In our consciousness, itself a recent development in the evolution of the universe, the pattern has changed in a curious way. Where before the mandala pattern was expressed through the inherent nature of the relationships among material elements, an infinity of new possibilities has blossomed in the human mind. Before this, the universe knew only the naturally occurring mandalas of atoms and molecules, stars and galaxies, flora and fauna. But our wondrous consciousness has the power to imagine, to see what may be, to envision and actualize what before existed only as potential. The human mind, with its unique ability to see beyond the material, has drawn gods in the heavens and mandalas in the earth. We have the ability to manipulate our material surroundings—paint images, carve statues, write poetry, build monuments—in ways that could not have occurred without our involvement. Yet everything that emerges from our imagination can only do so as a part of the greater universal pattern. We can create magnificent new images, but their underlying structure can never be other than the structure of the cosmos. That is not a limitation, by any means. Rather it is a connection, a beautiful link between our consciousness and the universe. In this way the mandala shows us how intimately related to the universe we really are.
It is important to understand that the seeming willfulness attributed to the non-sentient elements discussed here is not based on an anthropomorphization of the universe. I do not mean to say that a cell or a point or a star is thinking or acting consciously in any way that we may understand. Rather it is the other way around—just as their behavior is guided by universal structure, our internal longings for psychological stability, physical safety, and egoistic affirmation are all based on that same universal mandala pattern. Although we lack the perspective and frame of reference to grasp how or why, our thoughts and emotions originate from the basic forces of the universe, and are as subject to them as are falling rocks or fiery stars. There is an underlying physics to our consciousness, and from this stems the myriad mysteries that seem to follow us through our history. We cannot pretend to divorce ourselves from our origins—our consciousness is certainly a new and exciting development in the evolution of the universe, but it is born of the same forces that gave rise to the atoms and the galaxies, the birds and the trees.

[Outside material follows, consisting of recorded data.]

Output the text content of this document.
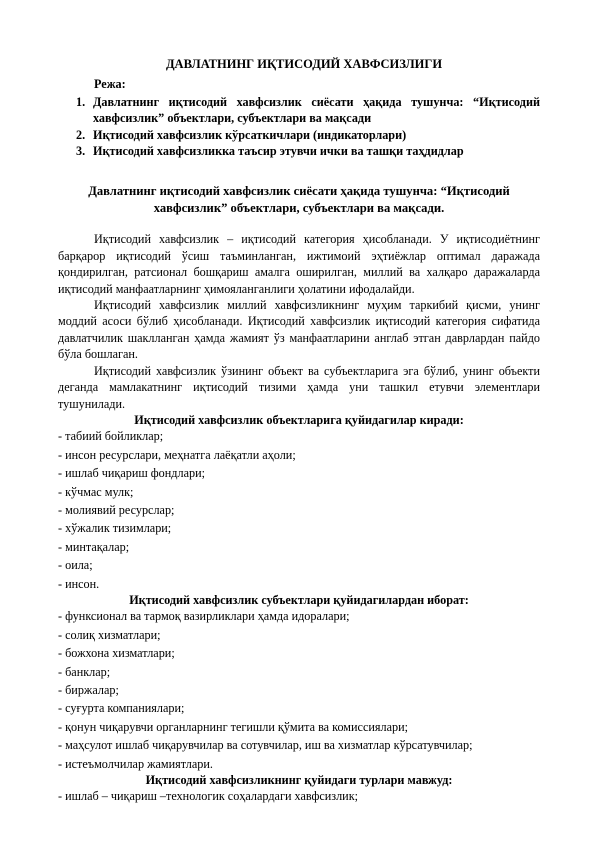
ДАВЛАТНИНГ ИҚТИСОДИЙ ХАВФСИЗЛИГИ
Режа:
1. Давлатнинг иқтисодий хавфсизлик сиёсати ҳақида тушунча: “Иқтисодий хавфсизлик” объектлари, субъектлари ва мақсади
2. Иқтисодий хавфсизлик кўрсаткичлари (индикаторлари)
3. Иқтисодий хавфсизликка таъсир этувчи ички ва ташқи таҳдидлар
Давлатнинг иқтисодий хавфсизлик сиёсати ҳақида тушунча: “Иқтисодий хавфсизлик” объектлари, субъектлари ва мақсади.

Иқтисодий хавфсизлик – иқтисодий категория ҳисобланади. У иқтисодиётнинг барқарор иқтисодий ўсиш таъминланган, ижтимоий эҳтиёжлар оптимал даражада қондирилган, ратсионал бошқариш амалга оширилган, миллий ва халқаро даражаларда иқтисодий манфаатларнинг ҳимояланганлиги ҳолатини ифодалайди.

Иқтисодий хавфсизлик миллий хавфсизликнинг муҳим таркибий қисми, унинг моддий асоси бўлиб ҳисобланади. Иқтисодий хавфсизлик иқтисодий категория сифатида давлатчилик шаклланган ҳамда жамият ўз манфаатларини англаб этган даврлардан пайдо бўла бошлаган.

Иқтисодий хавфсизлик ўзининг объект ва субъектларига эга бўлиб, унинг объекти деганда мамлакатнинг иқтисодий тизими ҳамда уни ташкил етувчи элементлари тушунилади.

Иқтисодий хавфсизлик объектларига қуйидагилар киради:
- табиий бойликлар;
- инсон ресурслари, меҳнатга лаёқатли аҳоли;
- ишлаб чиқариш фондлари;
- кўчмас мулк;
- молиявий ресурслар;
- хўжалик тизимлари;
- минтақалар;
- оила;
- инсон.
Иқтисодий хавфсизлик субъектлари қуйидагилардан иборат:
- функсионал ва тармоқ вазирликлари ҳамда идоралари;
- солиқ хизматлари;
- божхона хизматлари;
- банклар;
- биржалар;
- суғурта компаниялари;
- қонун чиқарувчи органларнинг тегишли қўмита ва комиссиялари;
- маҳсулот ишлаб чиқарувчилар ва сотувчилар, иш ва хизматлар кўрсатувчилар;
- истеъмолчилар жамиятлари.
Иқтисодий хавфсизликнинг қуйидаги турлари мавжуд:
- ишлаб – чиқариш –технологик соҳалардаги хавфсизлик;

I cannot imagine a more beautiful configuration of cause and effect, a more harmonious arrangement among the elements of the universe. The pattern continues in everything that we see—quarks congregate, protons socialize, atoms unify, molecules organize, proteins dance and sentience blooms. Where do we go from here? Perhaps the bindu can tell us. The answers to the mysteries of our existence are deeply encoded into the visual poetry at the heart of the mandala.